Alcohol: the biggest gateway drug of them all.
Do you have a taste for £50 bags of teething powder cut with cocaine? Do you keep blowing your pay-cheque on blow? Well, it might be your functioning alcoholism that's fuelling your expensive cocaine habit – at least, according to a study done on rats.
A team at Columbia University Medical Center has found that just a ten day window of alcohol consumption is enough to make rats more vulnerable to compulsive cocaine use, even if that tasty white stuff comes with the price of a light electric shock. The research revealed that alcohol breaks down proteins in a region of the brain critical for reward-based memory (the nucleus accumbens), enabling addiction.
To assess the effects of alcohol on cocaine addiction, Dr Edmund Griffin and his colleagues studied a group of rats that was given alcohol in their cages for two hours a day, against a control group which was given a water bottle instead. Ten days later, both groups were given "voluntary cocaine access" and were presented with a lever. Five consecutive presses resulted in a cocaine reward, but only after receiving a mild electrical shock on the fourth press.
The researchers observed that test subjects in the alcohol-primed group sought cocaine with more tenacity than their teetotal counterparts. When drug access was cut off, alcohol primed rats pressed the lever in the hope of a bump an average of 58 times, while non-alcohol exposed rats pressed the lever 18 times.

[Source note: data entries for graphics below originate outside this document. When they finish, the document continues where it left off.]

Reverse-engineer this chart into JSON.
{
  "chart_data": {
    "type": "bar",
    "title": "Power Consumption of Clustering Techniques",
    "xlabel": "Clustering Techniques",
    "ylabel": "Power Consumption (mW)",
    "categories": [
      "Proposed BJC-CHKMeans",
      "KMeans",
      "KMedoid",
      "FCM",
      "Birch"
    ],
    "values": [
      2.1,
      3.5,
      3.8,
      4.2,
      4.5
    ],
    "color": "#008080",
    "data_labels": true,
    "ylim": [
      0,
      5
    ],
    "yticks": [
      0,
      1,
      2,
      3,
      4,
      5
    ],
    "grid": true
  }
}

"Most people who use an illicit drug do not go on to develop addiction," says Griffin, who believes their work can help us understand "how an early exposure to something like alcohol can actually tip the balance and increase a person's vulnerability to developing addiction".
Are you getting flashbacks of your mum telling you alcohol is a gateway drug yet?

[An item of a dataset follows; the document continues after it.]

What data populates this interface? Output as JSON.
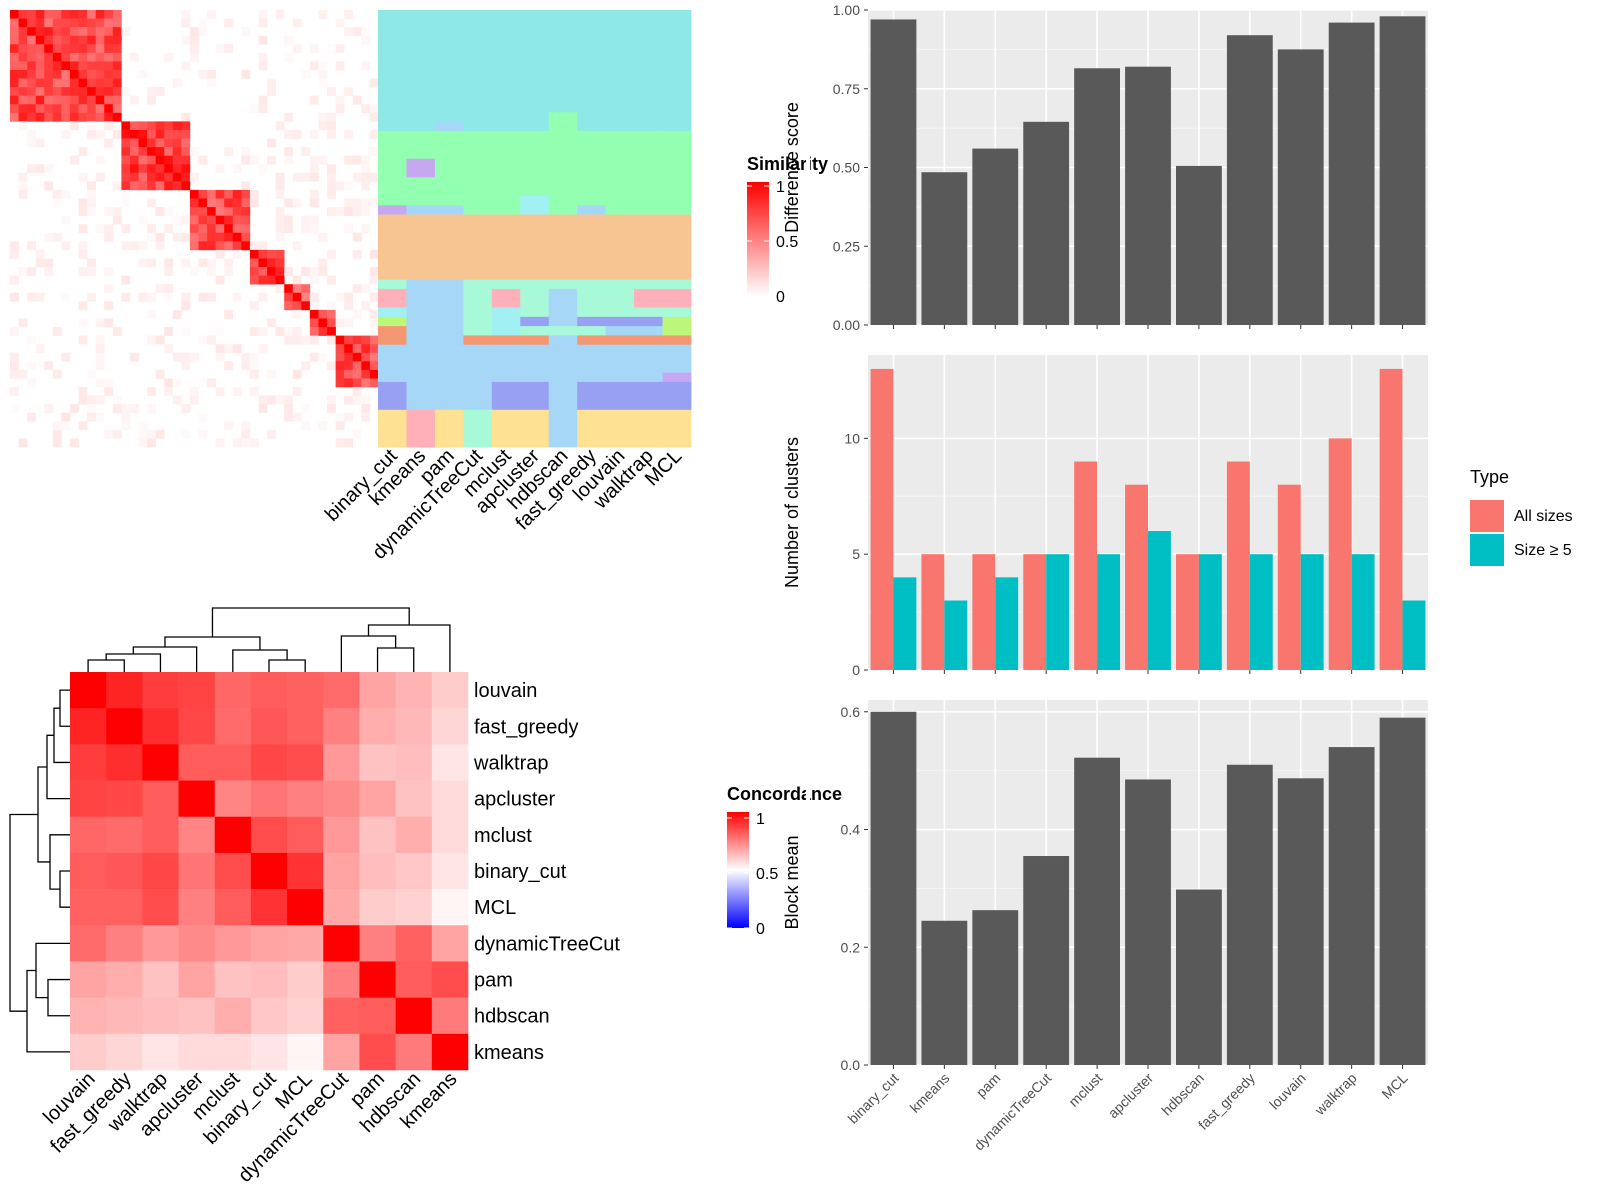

You may be rolling your eyes, but observations of adolescent drug use patterns suggest that we try some drugs – i.e. "gateway drugs" like alcohol – prior to others. The million dollar question is if and how use of these drugs might increase the risk of using a different class of drugs.
These findings suggest that alcohol degrades the "molecular brake pads" inside the reward circuitry of the brain, specifically histone deacetylases 4 and 5, much like previous research has suggested nicotine has the same molecular effect on the brain.
Griffin hopes these findings will lead to the study of the interconnection of other drugs, as well as the development of more effective intervention methods. Their work, he believes, "gives us a handle, a way to start intervening and actually thinking about other molecular types of interventions".